Two teams can see the same facts and still disagree because they are accountable for different outcomes. Sales may value speed because delay risks a quarter. Engineering may value stability because shortcuts create long-term drag. Legal may value caution because downside risk is asymmetric. Customer success may value customer trust because they will live with the promise after the deal closes.

The conflict is not irrational. It is structured.

Operators should avoid shaming people for defending the thing they are accountable for. Instead, make the tradeoff explicit and route it to the right decision owner.

Power conflicts get worse when unnamed

Unnamed power conflicts produce bad behavior.

People escalate privately. They weaponize process. They slow-roll work. They gather allies without disclosing intent. They use data selectively. They reframe decisions after the fact. They interpret every move as political because the actual power question has no legitimate place to be answered.

Naming the power dynamic often lowers the temperature.

Try language like:

  • “I think we are mixing input rights and decision rights.”
  • “This sounds less like a messaging issue and more like a priority tradeoff.”
  • “Security has veto power here; let's define the criteria and timeline.”
  • “Sales owns the customer commitment, but product owns roadmap sequencing. We need an escalation path for when those collide.”
  • “The team absorbing the workload has not been part of the decision; that is a legitimacy problem.”

This is not aggressive. It is clarifying.

Conflict is data, not drama

Operators should treat conflict as information about the system.

A recurring conflict may reveal unclear decision rights. A sudden conflict may reveal hidden scarcity. A personal conflict may reveal mismatched incentives. A loud conflict may reveal that a silent group is paying the cost. A conflict that never reaches leadership may reveal fear, fatigue, or learned helplessness.

Do not rush to smooth the conflict before you understand what it is telling you.

Harmony can be a sign of health. It can also be a sign that power has already silenced dissent.

The conflict-power readout

When conflict emerges, ask:

  1. What is the stated disagreement? What do people say the conflict is about?
  2. What decision is actually being made? Is there a hidden decision under the debate?
  3. Who has formal authority? Is it clear and accepted?
  4. Who has informal power? Who can shape, block, delay, or escalate?
  5. What resource is scarce? Time, headcount, budget, attention, quality, risk capacity?
  6. Who pays the cost? Which team absorbs work, risk, blame, or opportunity cost?
  7. Whose legitimacy is challenged? Expertise, role, process, customer knowledge, executive mandate?
  8. What would resolve the power question? Clear decision owner, tradeoff call, veto criteria, escalation, resource allocation?
  9. What behavior is becoming unhealthy? Side channels, blame, delay, public performance, information withholding?
  10. What ethical guardrail is needed? No credit theft, no punishment for dissent, no hidden veto, no manipulation.
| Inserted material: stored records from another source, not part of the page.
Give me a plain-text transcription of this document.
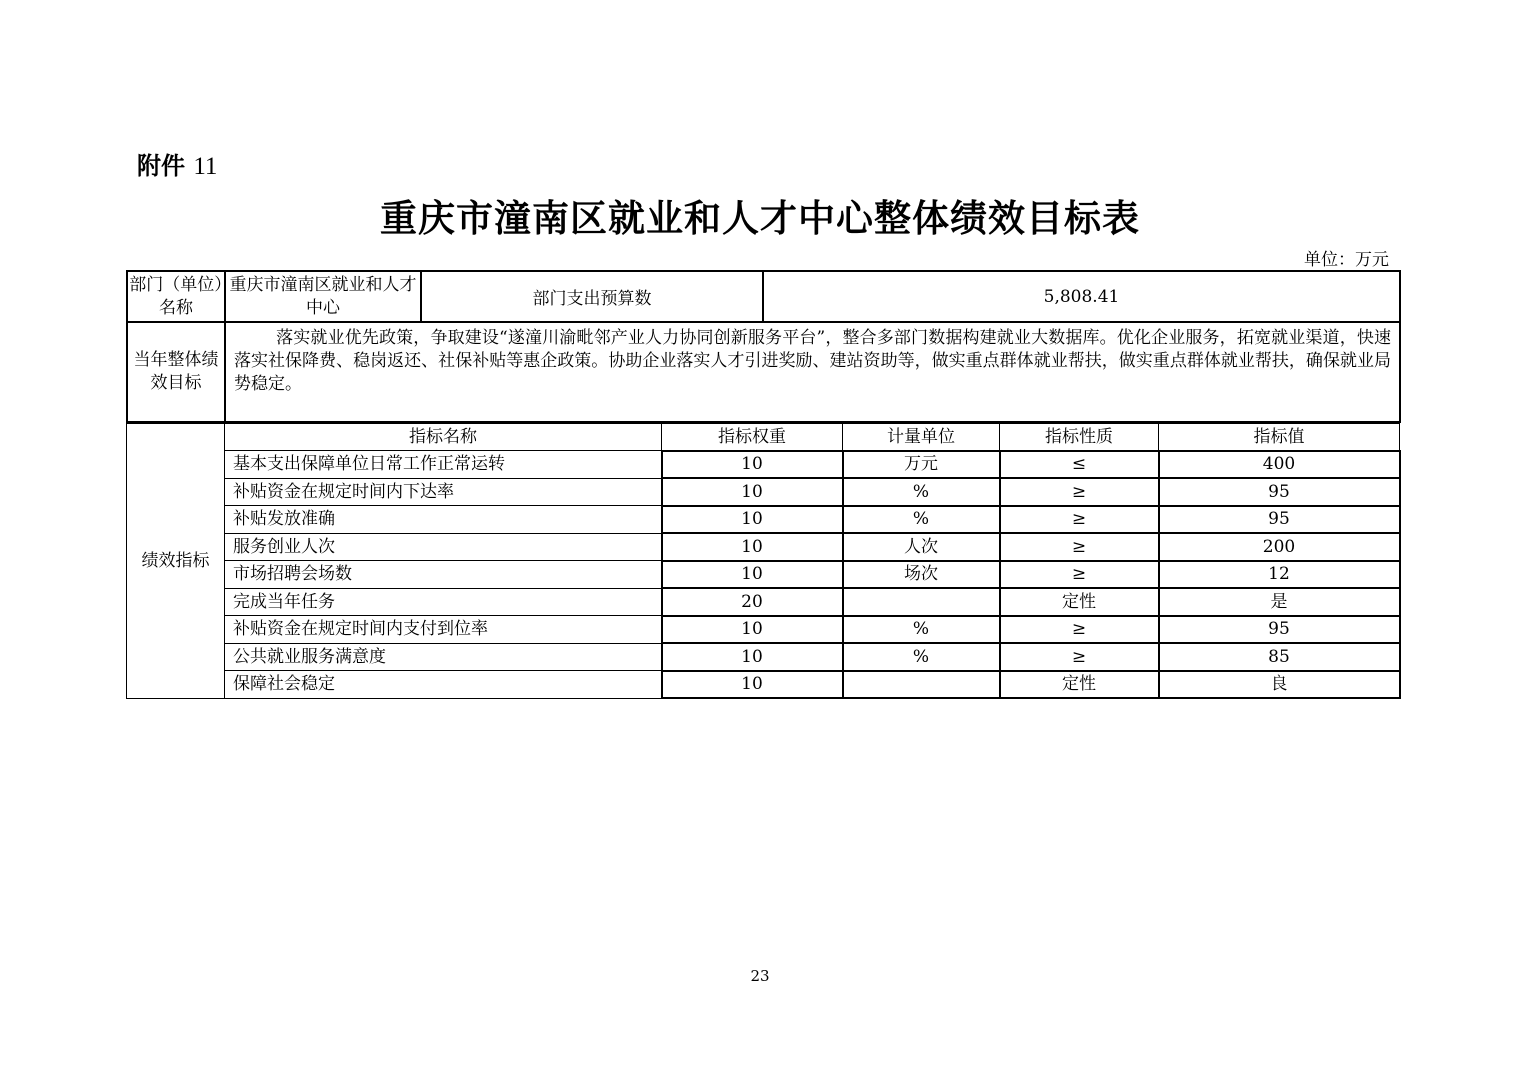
附件 11
重庆市潼南区就业和人才中心整体绩效目标表
单位：万元
部门（单位）名称	重庆市潼南区就业和人才中心	部门支出预算数	5,808.41
当年整体绩效目标	落实就业优先政策，争取建设“遂潼川渝毗邻产业人力协同创新服务平台”，整合多部门数据构建就业大数据库。优化企业服务，拓宽就业渠道，快速落实社保降费、稳岗返还、社保补贴等惠企政策。协助企业落实人才引进奖励、建站资助等，做实重点群体就业帮扶，做实重点群体就业帮扶，确保就业局势稳定。		
绩效指标	指标名称	指标权重	计量单位	指标性质	指标值
	基本支出保障单位日常工作正常运转	10	万元	≤	400
	补贴资金在规定时间内下达率	10	%	≥	95
	补贴发放准确	10	%	≥	95
	服务创业人次	10	人次	≥	200
	市场招聘会场数	10	场次	≥	12
	完成当年任务	20		定性	是
	补贴资金在规定时间内支付到位率	10	%	≥	95
	公共就业服务满意度	10	%	≥	85
	保障社会稳定	10		定性	良
23
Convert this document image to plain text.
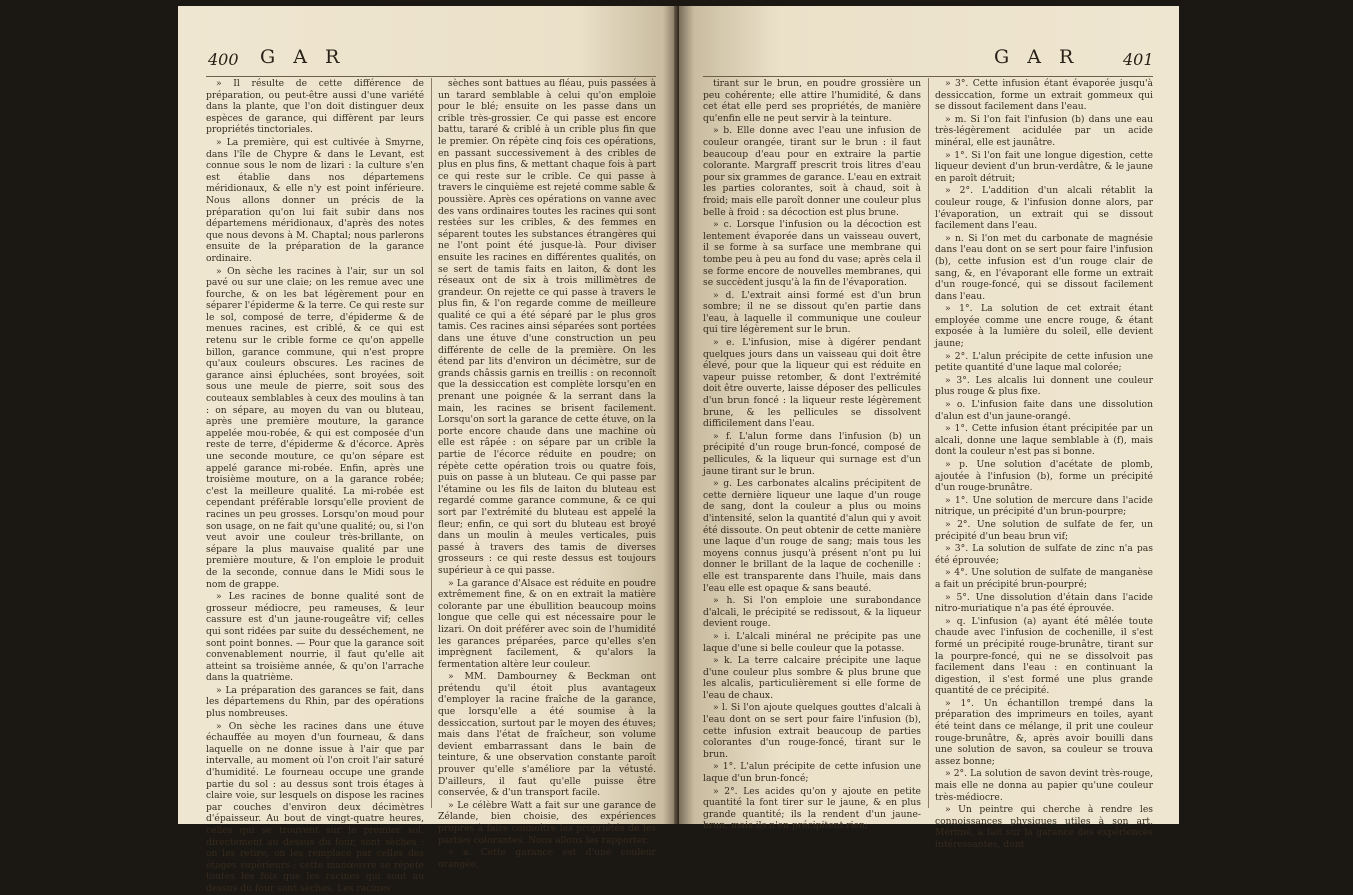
400 G A R

» Il résulte de cette différence de préparation, ou peut-être aussi d'une variété dans la plante, que l'on doit distinguer deux espèces de garance, qui diffèrent par leurs propriétés tinctoriales.

» La première, qui est cultivée à Smyrne, dans l'île de Chypre & dans le Levant, est connue sous le nom de lizari : la culture s'en est établie dans nos départemens méridionaux, & elle n'y est point inférieure. Nous allons donner un précis de la préparation qu'on lui fait subir dans nos départemens méridionaux, d'après des notes que nous devons à M. Chaptal; nous parlerons ensuite de la préparation de la garance ordinaire.

» On sèche les racines à l'air, sur un sol pavé ou sur une claie; on les remue avec une fourche, & on les bat légèrement pour en séparer l'épiderme & la terre. Ce qui reste sur le sol, composé de terre, d'épiderme & de menues racines, est criblé, & ce qui est retenu sur le crible forme ce qu'on appelle billon, garance commune, qui n'est propre qu'aux couleurs obscures. Les racines de garance ainsi épluchées, sont broyées, soit sous une meule de pierre, soit sous des couteaux semblables à ceux des moulins à tan : on sépare, au moyen du van ou bluteau, après une première mouture, la garance appelée mou-robée, & qui est composée d'un reste de terre, d'épiderme & d'écorce. Après une seconde mouture, ce qu'on sépare est appelé garance mi-robée. Enfin, après une troisième mouture, on a la garance robée; c'est la meilleure qualité. La mi-robée est cependant préférable lorsqu'elle provient de racines un peu grosses. Lorsqu'on moud pour son usage, on ne fait qu'une qualité; ou, si l'on veut avoir une couleur très-brillante, on sépare la plus mauvaise qualité par une première mouture, & l'on emploie le produit de la seconde, connue dans le Midi sous le nom de grappe.

» Les racines de bonne qualité sont de grosseur médiocre, peu rameuses, & leur cassure est d'un jaune-rougeâtre vif; celles qui sont ridées par suite du desséchement, ne sont point bonnes. — Pour que la garance soit convenablement nourrie, il faut qu'elle ait atteint sa troisième année, & qu'on l'arrache dans la quatrième.

» La préparation des garances se fait, dans les départemens du Rhin, par des opérations plus nombreuses.

» On sèche les racines dans une étuve échauffée au moyen d'un fourneau, & dans laquelle on ne donne issue à l'air que par intervalle, au moment où l'on croit l'air saturé d'humidité. Le fourneau occupe une grande partie du sol : au dessus sont trois étages à claire voie, sur lesquels on dispose les racines par couches d'environ deux décimètres d'épaisseur. Au bout de vingt-quatre heures, celles qui se trouvent sur le premier sol, directement au dessus du four, sont sèches : on les retire, on les remplace par celles des étages supérieurs : cette manœuvre se répète toutes les fois que les racines qui sont au dessus du four sont sèches. Les racines

sèches sont battues au fléau, puis passées à un tarard semblable à celui qu'on emploie pour le blé; ensuite on les passe dans un crible très-grossier. Ce qui passe est encore battu, tararé & criblé à un crible plus fin que le premier. On répète cinq fois ces opérations, en passant successivement à des cribles de plus en plus fins, & mettant chaque fois à part ce qui reste sur le crible. Ce qui passe à travers le cinquième est rejeté comme sable & poussière. Après ces opérations on vanne avec des vans ordinaires toutes les racines qui sont restées sur les cribles, & des femmes en séparent toutes les substances étrangères qui ne l'ont point été jusque-là. Pour diviser ensuite les racines en différentes qualités, on se sert de tamis faits en laiton, & dont les réseaux ont de six à trois millimètres de grandeur. On rejette ce qui passe à travers le plus fin, & l'on regarde comme de meilleure qualité ce qui a été séparé par le plus gros tamis. Ces racines ainsi séparées sont portées dans une étuve d'une construction un peu différente de celle de la première. On les étend par lits d'environ un décimètre, sur de grands châssis garnis en treillis : on reconnoît que la dessiccation est complète lorsqu'en en prenant une poignée & la serrant dans la main, les racines se brisent facilement. Lorsqu'on sort la garance de cette étuve, on la porte encore chaude dans une machine où elle est râpée : on sépare par un crible la partie de l'écorce réduite en poudre; on répète cette opération trois ou quatre fois, puis on passe à un bluteau. Ce qui passe par l'étamine ou les fils de laiton du bluteau est regardé comme garance commune, & ce qui sort par l'extrémité du bluteau est appelé la fleur; enfin, ce qui sort du bluteau est broyé dans un moulin à meules verticales, puis passé à travers des tamis de diverses grosseurs : ce qui reste dessus est toujours supérieur à ce qui passe.

» La garance d'Alsace est réduite en poudre extrêmement fine, & on en extrait la matière colorante par une ébullition beaucoup moins longue que celle qui est nécessaire pour le lizari. On doit préférer avec soin de l'humidité les garances préparées, parce qu'elles s'en imprègnent facilement, & qu'alors la fermentation altère leur couleur.

» MM. Dambourney & Beckman ont prétendu qu'il étoit plus avantageux d'employer la racine fraîche de la garance, que lorsqu'elle a été soumise à la dessiccation, surtout par le moyen des étuves; mais dans l'état de fraîcheur, son volume devient embarrassant dans le bain de teinture, & une observation constante paroît prouver qu'elle s'améliore par la vétusté. D'ailleurs, il faut qu'elle puisse être conservée, & d'un transport facile.

» Le célèbre Watt a fait sur une garance de Zélande, bien choisie, des expériences propres à faire connoître les propriétés de les parties colorantes. Nous allons les rapporter.

» a. Cette garance est d'une couleur orangée,

G A R	401

tirant sur le brun, en poudre grossière un peu cohérente; elle attire l'humidité, & dans cet état elle perd ses propriétés, de manière qu'enfin elle ne peut servir à la teinture.

» b. Elle donne avec l'eau une infusion de couleur orangée, tirant sur le brun : il faut beaucoup d'eau pour en extraire la partie colorante. Margraff prescrit trois litres d'eau pour six grammes de garance. L'eau en extrait les parties colorantes, soit à chaud, soit à froid; mais elle paroît donner une couleur plus belle à froid : sa décoction est plus brune.

» c. Lorsque l'infusion ou la décoction est lentement évaporée dans un vaisseau ouvert, il se forme à sa surface une membrane qui tombe peu à peu au fond du vase; après cela il se forme encore de nouvelles membranes, qui se succèdent jusqu'à la fin de l'évaporation.

» d. L'extrait ainsi formé est d'un brun sombre; il ne se dissout qu'en partie dans l'eau, à laquelle il communique une couleur qui tire légèrement sur le brun.

» e. L'infusion, mise à digérer pendant quelques jours dans un vaisseau qui doit être élevé, pour que la liqueur qui est réduite en vapeur puisse retomber, & dont l'extrémité doit être ouverte, laisse déposer des pellicules d'un brun foncé : la liqueur reste légèrement brune, & les pellicules se dissolvent difficilement dans l'eau.

» f. L'alun forme dans l'infusion (b) un précipité d'un rouge brun-foncé, composé de pellicules, & la liqueur qui surnage est d'un jaune tirant sur le brun.

» g. Les carbonates alcalins précipitent de cette dernière liqueur une laque d'un rouge de sang, dont la couleur a plus ou moins d'intensité, selon la quantité d'alun qui y avoit été dissoute. On peut obtenir de cette manière une laque d'un rouge de sang; mais tous les moyens connus jusqu'à présent n'ont pu lui donner le brillant de la laque de cochenille : elle est transparente dans l'huile, mais dans l'eau elle est opaque & sans beauté.

» h. Si l'on emploie une surabondance d'alcali, le précipité se redissout, & la liqueur devient rouge.

» i. L'alcali minéral ne précipite pas une laque d'une si belle couleur que la potasse.

» k. La terre calcaire précipite une laque d'une couleur plus sombre & plus brune que les alcalis, particulièrement si elle forme de l'eau de chaux.

» l. Si l'on ajoute quelques gouttes d'alcali à l'eau dont on se sert pour faire l'infusion (b), cette infusion extrait beaucoup de parties colorantes d'un rouge-foncé, tirant sur le brun.

» 1°. L'alun précipite de cette infusion une laque d'un brun-foncé;

» 2°. Les acides qu'on y ajoute en petite quantité la font tirer sur le jaune, & en plus grande quantité; ils la rendent d'un jaune-brun, mais ils n'en précipitent rien;

» 3°. Cette infusion étant évaporée jusqu'à dessiccation, forme un extrait gommeux qui se dissout facilement dans l'eau.

» m. Si l'on fait l'infusion (b) dans une eau très-légèrement acidulée par un acide minéral, elle est jaunâtre.

» 1°. Si l'on fait une longue digestion, cette liqueur devient d'un brun-verdâtre, & le jaune en paroît détruit;

» 2°. L'addition d'un alcali rétablit la couleur rouge, & l'infusion donne alors, par l'évaporation, un extrait qui se dissout facilement dans l'eau.

» n. Si l'on met du carbonate de magnésie dans l'eau dont on se sert pour faire l'infusion (b), cette infusion est d'un rouge clair de sang, &, en l'évaporant elle forme un extrait d'un rouge-foncé, qui se dissout facilement dans l'eau.

» 1°. La solution de cet extrait étant employée comme une encre rouge, & étant exposée à la lumière du soleil, elle devient jaune;

» 2°. L'alun précipite de cette infusion une petite quantité d'une laque mal colorée;

» 3°. Les alcalis lui donnent une couleur plus rouge & plus fixe.

» o. L'infusion faite dans une dissolution d'alun est d'un jaune-orangé.

» 1°. Cette infusion étant précipitée par un alcali, donne une laque semblable à (f), mais dont la couleur n'est pas si bonne.

» p. Une solution d'acétate de plomb, ajoutée à l'infusion (b), forme un précipité d'un rouge-brunâtre.

» 1°. Une solution de mercure dans l'acide nitrique, un précipité d'un brun-pourpre;

» 2°. Une solution de sulfate de fer, un précipité d'un beau brun vif;

» 3°. La solution de sulfate de zinc n'a pas été éprouvée;

» 4°. Une solution de sulfate de manganèse a fait un précipité brun-pourpré;

» 5°. Une dissolution d'étain dans l'acide nitro-muriatique n'a pas été éprouvée.

» q. L'infusion (a) ayant été mêlée toute chaude avec l'infusion de cochenille, il s'est formé un précipité rouge-brunâtre, tirant sur la pourpre-foncé, qui ne se dissolvoit pas facilement dans l'eau : en continuant la digestion, il s'est formé une plus grande quantité de ce précipité.

» 1°. Un échantillon trempé dans la préparation des imprimeurs en toiles, ayant été teint dans ce mélange, il prit une couleur rouge-brunâtre, &, après avoir bouilli dans une solution de savon, sa couleur se trouva assez bonne;

» 2°. La solution de savon devint très-rouge, mais elle ne donna au papier qu'une couleur très-médiocre.

» Un peintre qui cherche à rendre les connoissances physiques utiles à son art, Mérimé, a fait sur la garance des expériences intéressantes, dont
This readout turns conflict into operating data.

Do not romanticize conflict

Conflict is useful only when it helps reveal reality and make better decisions.

Some conflict is just ego, poor behavior, unclear expectations, or lack of skill. Naming power does not excuse disrespect. It does not mean every objection is noble. It does not mean every stakeholder gets equal decision weight.

The point is not to celebrate conflict. The point is to stop misdiagnosing it.

A well-run organization does not eliminate power conflict. It gives power conflict legitimate channels: explicit decision rights, escalation paths, risk criteria, resource tradeoffs, and norms for dissent.

One warning: do not use “this is really about power” as a clever way to dismiss substance. Sometimes the quality concern is real, the customer risk is real, the architectural objection is real, and the person raising it is doing the organization a favor. The operator move is to separate the substance from the power question, then resolve both.

The hard truth

When important people are fighting about “alignment,” they may really be fighting about power.

Strong operators do not panic when conflict appears. They read it. They ask what authority, resource, legitimacy, or decision right is contested. Then they make the power question explicit enough to resolve.